Kebijakan Transisi Energi Pemerintah Dinilai Masih Inkonsisten

Kamis, 04 Mei 2023 | 05:54 WIB
Kebijakan Transisi Energi Pemerintah Dinilai Masih Inkonsisten
Ilustrasi energi listrik ramah lingkungan. (Shutterstock)
Follow Suara.com untuk mendapatkan informasi terkini. Klik WhatsApp Channel & Google News

Suara.com - Kebijakan transisi energi pemerintah saat ini dinilai masih tidak konsisten dengan target-target yang ada. Salah satunya, target dalam emisi nol bersih.

Berdasarkan kajian yang diluncurkan Trend Asia dan CREA bertajuk Ambiguitas vs Ambisi: Tinjauan Kebijakan Transisi Energi Indonesia menilai bahwa kebijakan pemerintah selama ini masih jauh belum memadai dan memiliki sejumlah catatan.

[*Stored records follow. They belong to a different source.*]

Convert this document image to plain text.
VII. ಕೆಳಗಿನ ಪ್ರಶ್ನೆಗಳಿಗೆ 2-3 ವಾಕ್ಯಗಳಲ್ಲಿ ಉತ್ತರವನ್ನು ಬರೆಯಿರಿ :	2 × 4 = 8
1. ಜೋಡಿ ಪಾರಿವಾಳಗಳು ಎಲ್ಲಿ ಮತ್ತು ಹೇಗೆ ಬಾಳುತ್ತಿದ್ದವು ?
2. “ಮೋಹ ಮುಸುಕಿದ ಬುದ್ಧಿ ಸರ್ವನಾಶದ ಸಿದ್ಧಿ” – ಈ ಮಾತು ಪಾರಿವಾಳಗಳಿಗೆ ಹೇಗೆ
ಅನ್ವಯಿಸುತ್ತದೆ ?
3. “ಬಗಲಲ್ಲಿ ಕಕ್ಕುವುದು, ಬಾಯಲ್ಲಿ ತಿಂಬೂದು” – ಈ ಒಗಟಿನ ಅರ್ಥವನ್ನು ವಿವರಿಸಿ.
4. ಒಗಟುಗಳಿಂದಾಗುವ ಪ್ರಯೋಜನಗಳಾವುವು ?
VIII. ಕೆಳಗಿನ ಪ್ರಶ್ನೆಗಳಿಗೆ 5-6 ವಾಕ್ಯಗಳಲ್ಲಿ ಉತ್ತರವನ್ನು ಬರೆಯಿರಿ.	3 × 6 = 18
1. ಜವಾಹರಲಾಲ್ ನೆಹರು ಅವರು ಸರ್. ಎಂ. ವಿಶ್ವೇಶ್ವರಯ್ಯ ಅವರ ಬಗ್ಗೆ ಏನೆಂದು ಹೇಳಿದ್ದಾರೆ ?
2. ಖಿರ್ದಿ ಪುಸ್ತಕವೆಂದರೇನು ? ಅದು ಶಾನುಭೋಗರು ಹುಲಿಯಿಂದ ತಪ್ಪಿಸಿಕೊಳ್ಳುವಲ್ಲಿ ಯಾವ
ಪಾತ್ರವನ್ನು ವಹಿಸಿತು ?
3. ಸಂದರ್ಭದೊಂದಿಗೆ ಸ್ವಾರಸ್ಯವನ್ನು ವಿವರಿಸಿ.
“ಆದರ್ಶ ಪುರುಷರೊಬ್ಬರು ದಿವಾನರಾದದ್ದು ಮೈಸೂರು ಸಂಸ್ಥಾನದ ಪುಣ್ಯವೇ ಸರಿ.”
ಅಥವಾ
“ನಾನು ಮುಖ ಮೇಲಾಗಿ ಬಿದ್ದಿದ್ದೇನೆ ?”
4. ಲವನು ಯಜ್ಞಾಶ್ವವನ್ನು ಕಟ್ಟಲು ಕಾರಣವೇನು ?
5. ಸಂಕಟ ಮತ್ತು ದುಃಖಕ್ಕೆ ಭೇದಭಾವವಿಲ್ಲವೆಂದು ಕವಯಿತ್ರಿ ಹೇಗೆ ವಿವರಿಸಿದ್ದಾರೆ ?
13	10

Dalam kajian itu memaparkan, mayoritas jaringan listrik Indonesia berada dalam kondisi kelebihan pasokan (oversupply). Jaringan Jawa-Bali oversupply sejumlah 30%, bahkan jaringan Sulawesi mengalami kelebihan kapasitas terpasang hingga 69%.

Kondisi tersebut membebani keuangan PLN yang tetap harus membeli kelebihan listrik. Kondisi ini buruk bagi iklim dan emisi karbon mengingat setengah dari bauran listrik ini berasal dari batu bara.

"Untuk menyelesaikan masalah ini, pemerintah Indonesia seharusnya lebih progresif dalam membentuk kebijakan energi demi memenuhi target 1,5o C, salah satunya dengan melakukan mempercepat pemensiunan dini PLTU batubara," tutur Andri Prasetiyo dari Trend Asia yang dikutip Rabu (3/5/2023).


Namun, alih-alih menuntaskan, pemerintah malah merencanakan peningkatan porsi batubara dan energi fosil lain dalam bauran listrik Indonesia pada RUPTL (Rencana Usaha Penyediaan Tenaga Listrik).

Pemerintah merencanakan 40,6 GW listrik fosil untuk komersialisasi antara tahun 2021 dan 2030, dari jumlah tersebut,34% di antaranya yaitu 13,8 GW berasal dari batu bara dan 14% 5,8 GW dari gas dan diesel.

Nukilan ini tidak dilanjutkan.